Pak je boek, schrift en iPad op tafel.

Startvraag: welke twee landschapzones vonden we op lage breedte?

Slide 1 - Tekstslide

Waar op aarde is het gebied dat op 'lage breedte' ligt?
Hier
Hier
Hier

Slide 2 - Sleepvraag

Wat is géén kenmerk van het tropisch regenwoud?
A
Grasland met bomen
B
Dichtbegroeid bos
C
Grote biodiversiteit
D
Verschillende etages

Slide 3 - Quizvraag

Welk landschap ligt niét in de aride zone?
A
Steppe
B
Savanne
C
Woestijn

Slide 4 - Quizvraag

Is de boreale zone kouder of warmer dan Nederland?
A
Kouder
B
Warmer

Slide 5 - Quizvraag

Tot nu toe: vooral gekeken naar de lage breedte.

Nu gaan we naar gebieden op hoge breedte = ver van de evenaar.

Slide 6 - Tekstslide

Dit gaan we leren:
Je kan benoemen welke landschapzones er zijn op hoge breedte.

Je kan beschrijven hoe die landschapzones eruit zien.

Je kan benoemen welke landschappen we in deze gebieden vinden.

Ben je al verder en kan je goed zelfstandig werken? Dan mag je nu vast beginnen aan de opdrachten. Dit doe je in stilte.

Slide 7 - Tekstslide

Hoe verder van de evenaar, hoe kouder.
Vanaf ons naar het noorden dus steeds kouder.

Slide 8 - Tekstslide

We gaan vanuit Nederland richting het noorden.
Eerst: gematigde zone (wij).
Dan: boreale zone (naaldbos).
Tot slot: polaire zone (bijna geen planten meer).

Slide 9 - Tekstslide

Gematigde zone:
Niet een heel groot verschil tussen zomer en winter. Dit is nog niet op hoge breedte (het ligt er tussenin).

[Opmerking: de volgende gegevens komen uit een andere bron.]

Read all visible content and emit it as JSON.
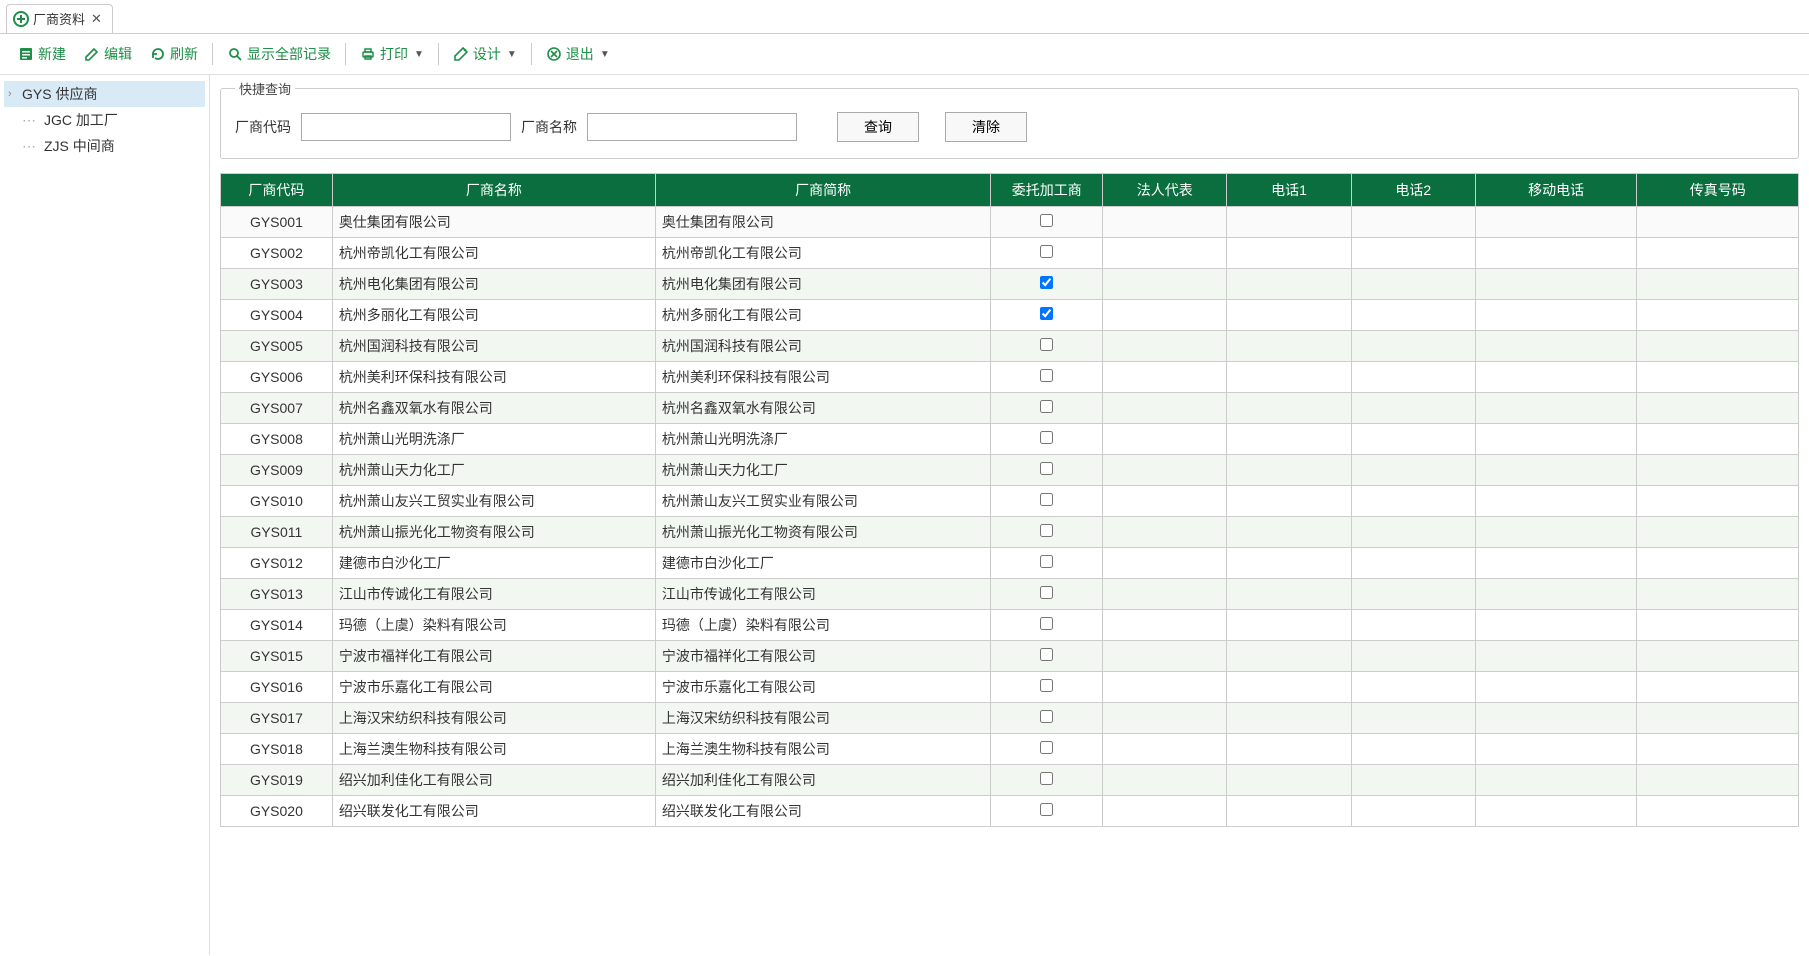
{
  "tab": {
    "title": "厂商资料"
  },
  "toolbar": {
    "new": "新建",
    "edit": "编辑",
    "refresh": "刷新",
    "show_all": "显示全部记录",
    "print": "打印",
    "design": "设计",
    "exit": "退出"
  },
  "tree": {
    "items": [
      {
        "code": "GYS",
        "label": "GYS 供应商",
        "selected": true,
        "expandable": true
      },
      {
        "code": "JGC",
        "label": "JGC 加工厂",
        "leaf": true
      },
      {
        "code": "ZJS",
        "label": "ZJS 中间商",
        "leaf": true
      }
    ]
  },
  "search": {
    "legend": "快捷查询",
    "code_label": "厂商代码",
    "name_label": "厂商名称",
    "query_btn": "查询",
    "clear_btn": "清除"
  },
  "table": {
    "columns": [
      "厂商代码",
      "厂商名称",
      "厂商简称",
      "委托加工商",
      "法人代表",
      "电话1",
      "电话2",
      "移动电话",
      "传真号码"
    ],
    "rows": [
      {
        "code": "GYS001",
        "name": "奥仕集团有限公司",
        "short": "奥仕集团有限公司",
        "oem": false,
        "legal": "",
        "tel1": "",
        "tel2": "",
        "mobile": "",
        "fax": "",
        "selected": true
      },
      {
        "code": "GYS002",
        "name": "杭州帝凯化工有限公司",
        "short": "杭州帝凯化工有限公司",
        "oem": false,
        "legal": "",
        "tel1": "",
        "tel2": "",
        "mobile": "",
        "fax": ""
      },
      {
        "code": "GYS003",
        "name": "杭州电化集团有限公司",
        "short": "杭州电化集团有限公司",
        "oem": true,
        "legal": "",
        "tel1": "",
        "tel2": "",
        "mobile": "",
        "fax": ""
      },
      {
        "code": "GYS004",
        "name": "杭州多丽化工有限公司",
        "short": "杭州多丽化工有限公司",
        "oem": true,
        "legal": "",
        "tel1": "",
        "tel2": "",
        "mobile": "",
        "fax": ""
      },
      {
        "code": "GYS005",
        "name": "杭州国润科技有限公司",
        "short": "杭州国润科技有限公司",
        "oem": false,
        "legal": "",
        "tel1": "",
        "tel2": "",
        "mobile": "",
        "fax": ""
      },
      {
        "code": "GYS006",
        "name": "杭州美利环保科技有限公司",
        "short": "杭州美利环保科技有限公司",
        "oem": false,
        "legal": "",
        "tel1": "",
        "tel2": "",
        "mobile": "",
        "fax": ""
      },
      {
        "code": "GYS007",
        "name": "杭州名鑫双氧水有限公司",
        "short": "杭州名鑫双氧水有限公司",
        "oem": false,
        "legal": "",
        "tel1": "",
        "tel2": "",
        "mobile": "",
        "fax": ""
      },
      {
        "code": "GYS008",
        "name": "杭州萧山光明洗涤厂",
        "short": "杭州萧山光明洗涤厂",
        "oem": false,
        "legal": "",
        "tel1": "",
        "tel2": "",
        "mobile": "",
        "fax": ""
      },
      {
        "code": "GYS009",
        "name": "杭州萧山天力化工厂",
        "short": "杭州萧山天力化工厂",
        "oem": false,
        "legal": "",
        "tel1": "",
        "tel2": "",
        "mobile": "",
        "fax": ""
      },
      {
        "code": "GYS010",
        "name": "杭州萧山友兴工贸实业有限公司",
        "short": "杭州萧山友兴工贸实业有限公司",
        "oem": false,
        "legal": "",
        "tel1": "",
        "tel2": "",
        "mobile": "",
        "fax": ""
      },
      {
        "code": "GYS011",
        "name": "杭州萧山振光化工物资有限公司",
        "short": "杭州萧山振光化工物资有限公司",
        "oem": false,
        "legal": "",
        "tel1": "",
        "tel2": "",
        "mobile": "",
        "fax": ""
      },
      {
        "code": "GYS012",
        "name": "建德市白沙化工厂",
        "short": "建德市白沙化工厂",
        "oem": false,
        "legal": "",
        "tel1": "",
        "tel2": "",
        "mobile": "",
        "fax": ""
      },
      {
        "code": "GYS013",
        "name": "江山市传诚化工有限公司",
        "short": "江山市传诚化工有限公司",
        "oem": false,
        "legal": "",
        "tel1": "",
        "tel2": "",
        "mobile": "",
        "fax": ""
      },
      {
        "code": "GYS014",
        "name": "玛德（上虞）染料有限公司",
        "short": "玛德（上虞）染料有限公司",
        "oem": false,
        "legal": "",
        "tel1": "",
        "tel2": "",
        "mobile": "",
        "fax": ""
      },
      {
        "code": "GYS015",
        "name": "宁波市福祥化工有限公司",
        "short": "宁波市福祥化工有限公司",
        "oem": false,
        "legal": "",
        "tel1": "",
        "tel2": "",
        "mobile": "",
        "fax": ""
      },
      {
        "code": "GYS016",
        "name": "宁波市乐嘉化工有限公司",
        "short": "宁波市乐嘉化工有限公司",
        "oem": false,
        "legal": "",
        "tel1": "",
        "tel2": "",
        "mobile": "",
        "fax": ""
      },
      {
        "code": "GYS017",
        "name": "上海汉宋纺织科技有限公司",
        "short": "上海汉宋纺织科技有限公司",
        "oem": false,
        "legal": "",
        "tel1": "",
        "tel2": "",
        "mobile": "",
        "fax": ""
      },
      {
        "code": "GYS018",
        "name": "上海兰澳生物科技有限公司",
        "short": "上海兰澳生物科技有限公司",
        "oem": false,
        "legal": "",
        "tel1": "",
        "tel2": "",
        "mobile": "",
        "fax": ""
      },
      {
        "code": "GYS019",
        "name": "绍兴加利佳化工有限公司",
        "short": "绍兴加利佳化工有限公司",
        "oem": false,
        "legal": "",
        "tel1": "",
        "tel2": "",
        "mobile": "",
        "fax": ""
      },
      {
        "code": "GYS020",
        "name": "绍兴联发化工有限公司",
        "short": "绍兴联发化工有限公司",
        "oem": false,
        "legal": "",
        "tel1": "",
        "tel2": "",
        "mobile": "",
        "fax": ""
      }
    ]
  }
}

Hier groeien loofbomen (met blaadjes) en naaldbomen door elkaar - een heterogeen bos.

Slide 10 - Tekstslide

In de boreale zone ligt het landschap de taiga.

Winter is een stuk kouder dan de zomer.
Er groeien hier vooral naaldbomen (te koud voor loofbomen).

Slide 11 - Tekstslide

In de polaire zone zijn twee landschappen:

Toendra: nooit boven de 10 graden, te koud voor bomen (alleen gras/mos). Bevroren bodem (permafrost).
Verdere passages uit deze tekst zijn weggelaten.